A surprising housing starts number sent the markets churning and the analysts buzzing, and when it all shook out the takeaway was less than promising. Housing starts bumped up 22% in February from the month before, but broken down, you see that single family starts rose just 1% while multi-family shot up 82%.
How could all this be?
Nishu Sood of Deutsche Bank:
I chalk it up to how low the number had fallen (making the subsequent jump look bigger in percentage terms). Multifamily starts had truly fallen off a cliff in 2H08, so the natural volatility in the series is amplied in percentage terms. Even after this month's jump we are still well below the averages of 2007 and 1H08.

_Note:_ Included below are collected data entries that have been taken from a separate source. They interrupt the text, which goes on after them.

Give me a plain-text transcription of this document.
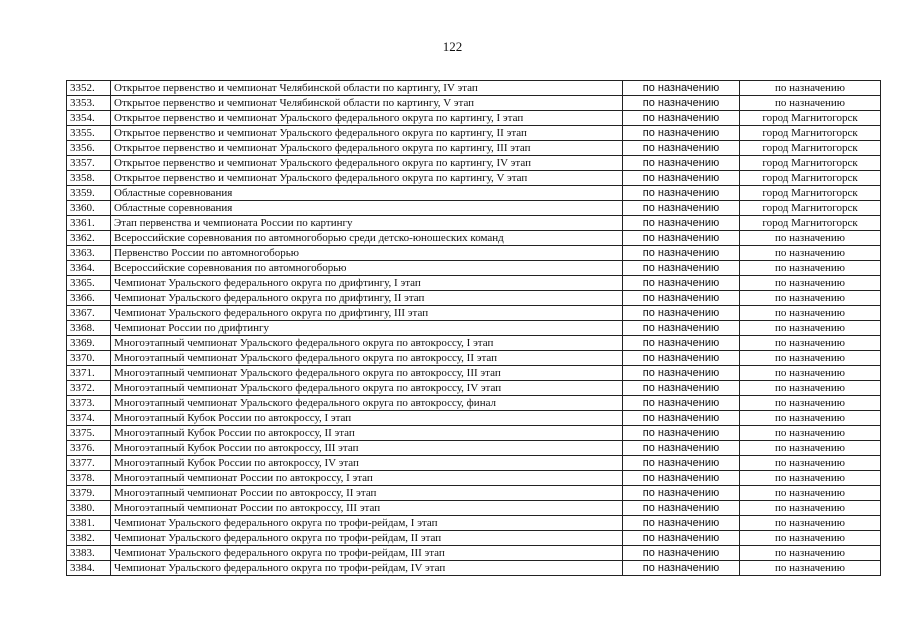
122
3352.	Открытое первенство и чемпионат Челябинской области по картингу, IV этап	по назначению	по назначению
3353.	Открытое первенство и чемпионат Челябинской области по картингу, V этап	по назначению	по назначению
3354.	Открытое первенство и чемпионат Уральского федерального округа по картингу, I этап	по назначению	город Магнитогорск
3355.	Открытое первенство и чемпионат Уральского федерального округа по картингу, II этап	по назначению	город Магнитогорск
3356.	Открытое первенство и чемпионат Уральского федерального округа по картингу, III этап	по назначению	город Магнитогорск
3357.	Открытое первенство и чемпионат Уральского федерального округа по картингу, IV этап	по назначению	город Магнитогорск
3358.	Открытое первенство и чемпионат Уральского федерального округа по картингу, V этап	по назначению	город Магнитогорск
3359.	Областные соревнования	по назначению	город Магнитогорск
3360.	Областные соревнования	по назначению	город Магнитогорск
3361.	Этап первенства и чемпионата России по картингу	по назначению	город Магнитогорск
3362.	Всероссийские соревнования по автомногоборью среди детско-юношеских команд	по назначению	по назначению
3363.	Первенство России по автомногоборью	по назначению	по назначению
3364.	Всероссийские соревнования по автомногоборью	по назначению	по назначению
3365.	Чемпионат Уральского федерального округа по дрифтингу, I этап	по назначению	по назначению
3366.	Чемпионат Уральского федерального округа по дрифтингу, II этап	по назначению	по назначению
3367.	Чемпионат Уральского федерального округа по дрифтингу, III этап	по назначению	по назначению
3368.	Чемпионат России по дрифтингу	по назначению	по назначению
3369.	Многоэтапный чемпионат Уральского федерального округа по автокроссу, I этап	по назначению	по назначению
3370.	Многоэтапный чемпионат Уральского федерального округа по автокроссу, II этап	по назначению	по назначению
3371.	Многоэтапный чемпионат Уральского федерального округа по автокроссу, III этап	по назначению	по назначению
3372.	Многоэтапный чемпионат Уральского федерального округа по автокроссу, IV этап	по назначению	по назначению
3373.	Многоэтапный чемпионат Уральского федерального округа по автокроссу, финал	по назначению	по назначению
3374.	Многоэтапный Кубок России по автокроссу, I этап	по назначению	по назначению
3375.	Многоэтапный Кубок России по автокроссу, II этап	по назначению	по назначению
3376.	Многоэтапный Кубок России по автокроссу, III этап	по назначению	по назначению
3377.	Многоэтапный Кубок России по автокроссу, IV этап	по назначению	по назначению
3378.	Многоэтапный чемпионат России по автокроссу, I этап	по назначению	по назначению
3379.	Многоэтапный чемпионат России по автокроссу, II этап	по назначению	по назначению
3380.	Многоэтапный чемпионат России по автокроссу, III этап	по назначению	по назначению
3381.	Чемпионат Уральского федерального округа по трофи-рейдам, I этап	по назначению	по назначению
3382.	Чемпионат Уральского федерального округа по трофи-рейдам, II этап	по назначению	по назначению
3383.	Чемпионат Уральского федерального округа по трофи-рейдам, III этап	по назначению	по назначению
3384.	Чемпионат Уральского федерального округа по трофи-рейдам, IV этап	по назначению	по назначению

And then of course there was the weather factor: a very cold and wet December and January were followed by a much milder February, so all those homes that didn’t get started in Dec/Jan, hit the dirt in Feb. If you look regionally, the starts were strongest in the Northeast, again where the weather was unseasonably mild in February.

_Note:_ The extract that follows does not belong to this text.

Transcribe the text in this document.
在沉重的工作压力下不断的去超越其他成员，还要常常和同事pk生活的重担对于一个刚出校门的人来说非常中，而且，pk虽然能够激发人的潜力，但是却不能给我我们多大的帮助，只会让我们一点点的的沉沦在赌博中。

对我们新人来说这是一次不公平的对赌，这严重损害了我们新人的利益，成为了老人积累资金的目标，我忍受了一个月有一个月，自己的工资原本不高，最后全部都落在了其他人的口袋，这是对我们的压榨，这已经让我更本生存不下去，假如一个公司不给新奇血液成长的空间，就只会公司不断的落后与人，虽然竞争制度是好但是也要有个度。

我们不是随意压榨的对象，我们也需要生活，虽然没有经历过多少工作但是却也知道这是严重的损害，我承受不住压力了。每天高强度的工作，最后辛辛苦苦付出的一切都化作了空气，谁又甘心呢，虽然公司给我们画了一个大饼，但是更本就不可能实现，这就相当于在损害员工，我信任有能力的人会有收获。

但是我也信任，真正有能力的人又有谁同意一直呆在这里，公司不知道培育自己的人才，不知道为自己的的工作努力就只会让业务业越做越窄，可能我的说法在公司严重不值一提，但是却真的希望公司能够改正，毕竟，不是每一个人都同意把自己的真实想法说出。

More important to look at is the permits number. Single family permits rose 11 percent nationwide, although regionally they were down nearly 14 percent in the West. John Burns of John Burns Real Estate Consulting in Irvine, CA surveys thousands of builders, and he says “not one of them is planning on building any more homes in 2009 than they did in 2008, so you can count on the trend being lower.” He says nobody is building anything out West and adds, “None of them have bought any land to start new communities, so there’s no new communities being opened either.”

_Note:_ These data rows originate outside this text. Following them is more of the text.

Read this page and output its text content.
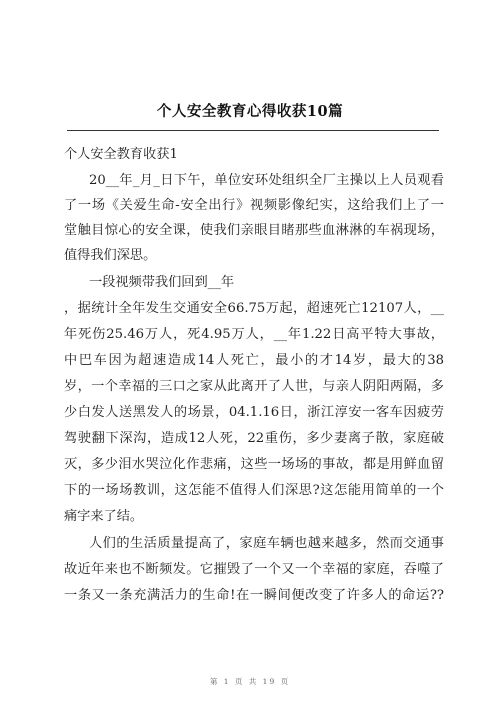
个人安全教育心得收获10篇
个人安全教育收获1
20__年_月_日下午，单位安环处组织全厂主操以上人员观看
了一场《关爱生命-安全出行》视频影像纪实，这给我们上了一
堂触目惊心的安全课，使我们亲眼目睹那些血淋淋的车祸现场，
值得我们深思。
一段视频带我们回到__年
，据统计全年发生交通安全66.75万起，超速死亡12107人，__
年死伤25.46万人，死4.95万人，__年1.22日高平特大事故，
中巴车因为超速造成14人死亡，最小的才14岁，最大的38
岁，一个幸福的三口之家从此离开了人世，与亲人阴阳两隔，多
少白发人送黑发人的场景，04.1.16日，浙江淳安一客车因疲劳
驾驶翻下深沟，造成12人死，22重伤，多少妻离子散，家庭破
灭，多少泪水哭泣化作悲痛，这些一场场的事故，都是用鲜血留
下的一场场教训，这怎能不值得人们深思?这怎能用简单的一个
痛字来了结。
人们的生活质量提高了，家庭车辆也越来越多，然而交通事
故近年来也不断频发。它摧毁了一个又一个幸福的家庭，吞噬了
一条又一条充满活力的生命!在一瞬间便改变了许多人的命运??
第 1 页 共 19 页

So why are permits up? Well, says building analyst Ivy Zelman, "This is supply. It is not indicative of demand.” She notes that builders, and the banks funding them, have money in the ground already, in finished lots. “You have to put a house on it. Vertical construction continues even though demand is not strong.” If you don’t put a house on it, the land is a total loss. If you put a small, cheap house on it, maybe you can recoup at least the cost.
But the permits number is not good news to J.P. Morgan analyst Michael Rehaut:
We believe a rise in new home inventory would only exacerbate the current downturn. Moreover, we believe these elevated inventory levels will continue given our outlook for weak demand to continue well into 2009, driven by rising unemployment, low consumer confidence, still tight credit conditions, and rising delinquency and foreclosure rates. Accordingly, we reiterate our negative sector stance on both the builders and the building products.
I understand that a lot of folks would like to see today’s numbers as some sign of a bottom in housing. I do think there are signs of movement, especially out West where huge price drops and distressed properties are sparking sales. But I don’t think those sales can be seen as a bottom in housing. Until we get to a point where housing is no longer a drag on the economy, and I don’t mean it has to add to the economy, just not subtract from it, we can’t responsibly say that the housing crisis is over.
Foreclosure mitigation has really just begun, and consumer confidence, especially in housing, is still a far cry from normal.